3 tablespoons unsalted butter
1 cup all purpose flour
1/2 cup sugar
1 teaspoon baking powder
1 egg white
1/8 teaspoon salt
3 oz. milk
1/4 teaspoon vanilla bean paste
1/8 teaspoon almond extract

Preheat oven to 350 degrees. Butter an 8 inch cake pan and set aside.

In a small heavy saucepan, melt the butter over medium-high heat. When melted, reduce the heat to medium-low. Don’t wander off. When the butter starts to foam, use a heatproof spatula or wooden spoon to stir the butter, keeping any browned bits from sticking to the bottom of the pan and burning. Cook until the butter has turned a nice amber color. Remove from heat and pour into a bowl. Set bowl in the freezer until butter turns solid. (Five to ten minutes. Use the time to prep the other cake ingredients.)

Sift the flour, sugar and baking powder into a bowl and set aside. (If you have the patience, sift it a few times for a finer crumb.)
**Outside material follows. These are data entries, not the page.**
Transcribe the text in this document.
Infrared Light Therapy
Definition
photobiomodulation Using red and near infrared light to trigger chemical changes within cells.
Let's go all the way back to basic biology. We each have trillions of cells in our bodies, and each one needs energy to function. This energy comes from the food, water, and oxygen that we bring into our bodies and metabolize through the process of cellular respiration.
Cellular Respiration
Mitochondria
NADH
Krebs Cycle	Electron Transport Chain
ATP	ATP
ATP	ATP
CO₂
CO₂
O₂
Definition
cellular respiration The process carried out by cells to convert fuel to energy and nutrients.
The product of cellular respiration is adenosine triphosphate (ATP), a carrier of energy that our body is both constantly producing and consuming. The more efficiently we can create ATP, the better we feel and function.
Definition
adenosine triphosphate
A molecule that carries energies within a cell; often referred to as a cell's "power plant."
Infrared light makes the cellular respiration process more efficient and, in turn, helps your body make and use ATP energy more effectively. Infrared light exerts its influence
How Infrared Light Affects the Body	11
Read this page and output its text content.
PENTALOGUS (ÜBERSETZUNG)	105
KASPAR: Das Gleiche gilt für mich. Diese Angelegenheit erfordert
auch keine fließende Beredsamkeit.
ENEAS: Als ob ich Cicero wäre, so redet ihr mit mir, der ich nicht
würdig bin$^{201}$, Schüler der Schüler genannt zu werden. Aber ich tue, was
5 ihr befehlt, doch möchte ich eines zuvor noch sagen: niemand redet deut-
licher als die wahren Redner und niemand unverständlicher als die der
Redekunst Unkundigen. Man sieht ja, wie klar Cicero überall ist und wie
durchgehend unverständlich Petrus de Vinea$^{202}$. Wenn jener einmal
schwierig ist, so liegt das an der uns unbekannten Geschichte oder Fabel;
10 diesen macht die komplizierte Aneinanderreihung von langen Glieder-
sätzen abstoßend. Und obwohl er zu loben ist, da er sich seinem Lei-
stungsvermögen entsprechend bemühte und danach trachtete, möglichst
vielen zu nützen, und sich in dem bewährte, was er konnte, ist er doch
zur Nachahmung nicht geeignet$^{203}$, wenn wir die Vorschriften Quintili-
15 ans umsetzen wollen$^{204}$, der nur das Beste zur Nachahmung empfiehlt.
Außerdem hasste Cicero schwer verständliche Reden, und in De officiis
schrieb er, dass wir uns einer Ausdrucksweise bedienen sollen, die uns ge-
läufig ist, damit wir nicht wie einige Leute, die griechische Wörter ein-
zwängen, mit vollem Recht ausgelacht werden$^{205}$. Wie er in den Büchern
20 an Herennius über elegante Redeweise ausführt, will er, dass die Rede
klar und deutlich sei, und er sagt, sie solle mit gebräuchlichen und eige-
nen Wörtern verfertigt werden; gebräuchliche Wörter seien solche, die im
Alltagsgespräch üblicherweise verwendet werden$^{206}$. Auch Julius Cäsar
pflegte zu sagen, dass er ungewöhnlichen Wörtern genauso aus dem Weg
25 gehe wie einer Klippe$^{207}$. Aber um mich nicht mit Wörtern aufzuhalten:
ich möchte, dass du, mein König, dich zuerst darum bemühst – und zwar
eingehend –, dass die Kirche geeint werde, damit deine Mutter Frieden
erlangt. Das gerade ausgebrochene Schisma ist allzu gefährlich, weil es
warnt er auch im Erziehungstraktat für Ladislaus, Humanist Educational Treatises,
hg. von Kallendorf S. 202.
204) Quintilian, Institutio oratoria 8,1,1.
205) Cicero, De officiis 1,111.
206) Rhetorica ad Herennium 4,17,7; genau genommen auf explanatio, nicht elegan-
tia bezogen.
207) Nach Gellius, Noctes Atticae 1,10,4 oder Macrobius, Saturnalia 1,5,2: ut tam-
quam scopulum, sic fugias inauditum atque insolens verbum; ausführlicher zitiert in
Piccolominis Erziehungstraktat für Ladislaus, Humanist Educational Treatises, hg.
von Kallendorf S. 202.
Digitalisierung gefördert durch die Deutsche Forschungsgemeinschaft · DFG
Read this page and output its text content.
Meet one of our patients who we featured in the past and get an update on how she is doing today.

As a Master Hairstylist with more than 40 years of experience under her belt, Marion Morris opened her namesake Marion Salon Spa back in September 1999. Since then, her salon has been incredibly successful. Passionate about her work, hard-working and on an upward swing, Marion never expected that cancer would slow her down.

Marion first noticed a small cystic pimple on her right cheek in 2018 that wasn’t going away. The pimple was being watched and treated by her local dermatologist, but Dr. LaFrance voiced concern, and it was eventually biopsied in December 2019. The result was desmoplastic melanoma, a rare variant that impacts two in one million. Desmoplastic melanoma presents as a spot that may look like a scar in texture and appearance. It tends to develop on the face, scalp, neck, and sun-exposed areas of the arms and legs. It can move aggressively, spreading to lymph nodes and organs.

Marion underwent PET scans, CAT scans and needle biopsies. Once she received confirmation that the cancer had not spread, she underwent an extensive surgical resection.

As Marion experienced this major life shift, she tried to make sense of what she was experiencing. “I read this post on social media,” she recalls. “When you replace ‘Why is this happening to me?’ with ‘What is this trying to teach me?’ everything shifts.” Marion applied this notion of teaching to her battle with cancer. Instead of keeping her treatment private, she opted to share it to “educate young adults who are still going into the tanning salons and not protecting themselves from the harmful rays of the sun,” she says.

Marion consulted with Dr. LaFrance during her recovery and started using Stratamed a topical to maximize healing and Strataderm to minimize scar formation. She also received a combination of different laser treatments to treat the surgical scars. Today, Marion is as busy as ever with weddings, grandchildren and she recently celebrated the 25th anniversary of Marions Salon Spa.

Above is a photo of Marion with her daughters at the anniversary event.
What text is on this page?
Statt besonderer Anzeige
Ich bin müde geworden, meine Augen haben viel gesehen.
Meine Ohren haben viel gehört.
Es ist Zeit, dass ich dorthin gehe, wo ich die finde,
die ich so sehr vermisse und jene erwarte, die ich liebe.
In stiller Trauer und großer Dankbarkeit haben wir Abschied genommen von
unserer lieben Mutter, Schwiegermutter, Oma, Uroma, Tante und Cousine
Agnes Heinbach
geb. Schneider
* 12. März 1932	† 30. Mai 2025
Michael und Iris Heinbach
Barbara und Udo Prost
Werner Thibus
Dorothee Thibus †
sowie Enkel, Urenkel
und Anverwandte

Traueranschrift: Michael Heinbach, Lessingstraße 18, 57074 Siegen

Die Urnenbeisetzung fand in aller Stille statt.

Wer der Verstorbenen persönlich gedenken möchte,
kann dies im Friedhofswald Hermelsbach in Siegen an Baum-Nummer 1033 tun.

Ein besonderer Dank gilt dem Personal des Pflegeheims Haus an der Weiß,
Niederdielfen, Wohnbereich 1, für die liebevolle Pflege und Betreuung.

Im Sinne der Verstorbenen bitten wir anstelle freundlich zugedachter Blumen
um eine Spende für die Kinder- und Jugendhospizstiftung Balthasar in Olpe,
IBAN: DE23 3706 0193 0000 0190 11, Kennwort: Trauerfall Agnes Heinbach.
In the bowl of a mixer, beat the egg white and salt until stiff. Add the browned butter, milk, vanilla bean paste and almond extract along with the flour mixture. Turn the mixer on (low for a few seconds just so the flour does not fly around and then medium speed) for approximately one minute until the batter thickens. The final batter will be tough and sticky. Spread it into the prepared pan as evenly as you can.

Bake until a tester comes out clean, 20 to 25 minutes. Cool in the pan on a wire rack for ten minutes. Then turn out and serve any way you like.